There is an important update for students in the union territory of Jammu and Kashmir. Recently, the government of Jammu and Kashmir has finalized the Right of Children to Free and Compulsory Education (RTE) Act, 2009, with the objective of providing free, quality education available to students from all sections of the society, on Sunday, May 17 2020.

The Union Territory, which was previously exempted from the RTE Act, is now considering the creation of an educational council, much like the National Council of Educational Research and Training (NCERT), based on the same pattern, according to the Principal Secretary of School Education for Jammu and Kashmir, Dr Asgar Hassan Samoon who took to his social media to share the news. “Today finalized Rules under Right to Education Act; implementation to be a reality in JKUT soon”, he had tweeted.

 

Right to Education: Draft Finalised for Jammu and Kashmir

According to The Right to Education Act which came into effect on April 1, 2010, children between the ages of six to 14 years have the right to free and compulsory education. India is among 135 countries to make education a fundamental right of every child, RTE Act makes Central and State Governments legally obliged for ensuring free and compulsory education for all students in the age group of 6 to 14. Recognized as a fundamental right by the Parliament of India, RTE Act in Jammu and Kashmir took to the track of late due to the state having a special status. With its special category status under Article 370, withdrawn, following the elimination of Article 370 in April 2019, it has now been brought to the compass to follow the Right to Education Act.

 

With the rules under the RTE Act finalized, the draft has already been scrutinized by the law department, and it is soon to be dispatched for approval by the Lieutenant Governor, which will give wings of implementation to the RTE Act in Jammu and Kashmir, along with the establishment of the Jammu and Kashmir Union Territory Council for Education, Research and Training (JKUTCERT).

 

Marginalized students to benefit the most

“Marginalised students get deprived of quality education as few reputed private schools charge huge admission fees in violation of RTE Act; ambiguity needs to be replaced by prior agreement between parents and management; Rules are being finalized soon.”, had said Mr. Samoon, a couple of days back.

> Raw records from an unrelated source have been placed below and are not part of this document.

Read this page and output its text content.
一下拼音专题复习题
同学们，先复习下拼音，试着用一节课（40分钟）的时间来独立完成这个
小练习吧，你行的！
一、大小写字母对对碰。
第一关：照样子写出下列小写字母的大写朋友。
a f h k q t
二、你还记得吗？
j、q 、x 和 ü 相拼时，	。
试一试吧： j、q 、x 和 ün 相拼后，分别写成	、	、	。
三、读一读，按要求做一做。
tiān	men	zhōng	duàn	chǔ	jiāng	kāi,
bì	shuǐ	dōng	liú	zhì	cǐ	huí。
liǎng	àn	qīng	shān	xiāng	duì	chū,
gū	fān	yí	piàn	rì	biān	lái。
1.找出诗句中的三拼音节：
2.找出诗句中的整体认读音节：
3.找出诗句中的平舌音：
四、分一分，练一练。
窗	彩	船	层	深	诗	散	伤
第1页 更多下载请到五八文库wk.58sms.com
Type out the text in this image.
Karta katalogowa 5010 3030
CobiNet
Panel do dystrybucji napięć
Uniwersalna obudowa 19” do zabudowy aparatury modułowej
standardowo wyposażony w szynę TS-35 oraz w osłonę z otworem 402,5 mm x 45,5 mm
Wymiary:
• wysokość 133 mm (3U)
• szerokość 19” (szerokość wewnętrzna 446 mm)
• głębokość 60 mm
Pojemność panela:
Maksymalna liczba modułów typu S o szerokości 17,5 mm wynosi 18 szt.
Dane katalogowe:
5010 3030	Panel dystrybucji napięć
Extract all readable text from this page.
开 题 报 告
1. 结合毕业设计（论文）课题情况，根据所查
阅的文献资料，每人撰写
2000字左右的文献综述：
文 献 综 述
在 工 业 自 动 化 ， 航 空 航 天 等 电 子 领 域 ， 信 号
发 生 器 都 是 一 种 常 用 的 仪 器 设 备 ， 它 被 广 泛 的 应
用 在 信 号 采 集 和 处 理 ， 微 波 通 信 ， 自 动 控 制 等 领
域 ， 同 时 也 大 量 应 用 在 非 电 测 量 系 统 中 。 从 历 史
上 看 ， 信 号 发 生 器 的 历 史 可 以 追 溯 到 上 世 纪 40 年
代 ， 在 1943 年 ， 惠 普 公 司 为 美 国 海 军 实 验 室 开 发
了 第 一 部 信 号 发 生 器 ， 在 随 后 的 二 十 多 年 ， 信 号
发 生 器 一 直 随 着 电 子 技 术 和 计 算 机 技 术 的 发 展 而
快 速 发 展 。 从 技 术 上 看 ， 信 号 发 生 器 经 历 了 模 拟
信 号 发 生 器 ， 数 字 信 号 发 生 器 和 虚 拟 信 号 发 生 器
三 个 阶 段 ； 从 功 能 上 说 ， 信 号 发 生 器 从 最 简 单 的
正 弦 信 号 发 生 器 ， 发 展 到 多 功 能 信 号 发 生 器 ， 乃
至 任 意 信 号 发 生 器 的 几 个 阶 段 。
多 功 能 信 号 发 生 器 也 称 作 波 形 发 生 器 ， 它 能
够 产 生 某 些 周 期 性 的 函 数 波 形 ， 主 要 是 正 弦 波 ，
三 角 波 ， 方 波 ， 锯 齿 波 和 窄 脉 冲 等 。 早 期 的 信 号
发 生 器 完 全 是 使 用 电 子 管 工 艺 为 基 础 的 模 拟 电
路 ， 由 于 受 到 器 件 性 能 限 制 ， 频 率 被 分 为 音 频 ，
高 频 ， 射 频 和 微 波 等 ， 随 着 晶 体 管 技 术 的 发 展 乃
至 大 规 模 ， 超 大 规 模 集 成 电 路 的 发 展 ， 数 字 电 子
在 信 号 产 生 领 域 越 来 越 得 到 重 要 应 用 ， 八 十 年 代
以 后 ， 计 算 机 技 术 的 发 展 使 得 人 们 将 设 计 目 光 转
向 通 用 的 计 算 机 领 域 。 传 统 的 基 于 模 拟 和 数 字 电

As demanded by the Act, each and every school of Jammu and Kashmir, unaided private schools included, are obliged to keep 25 percent seats reserved for the students from the economically weaker section (EWS) category. This is aimed at ensuring that each child in India is open to quality elementary education, including children from underprivileged sections of society, irrespective of their economic or caste backgrounds.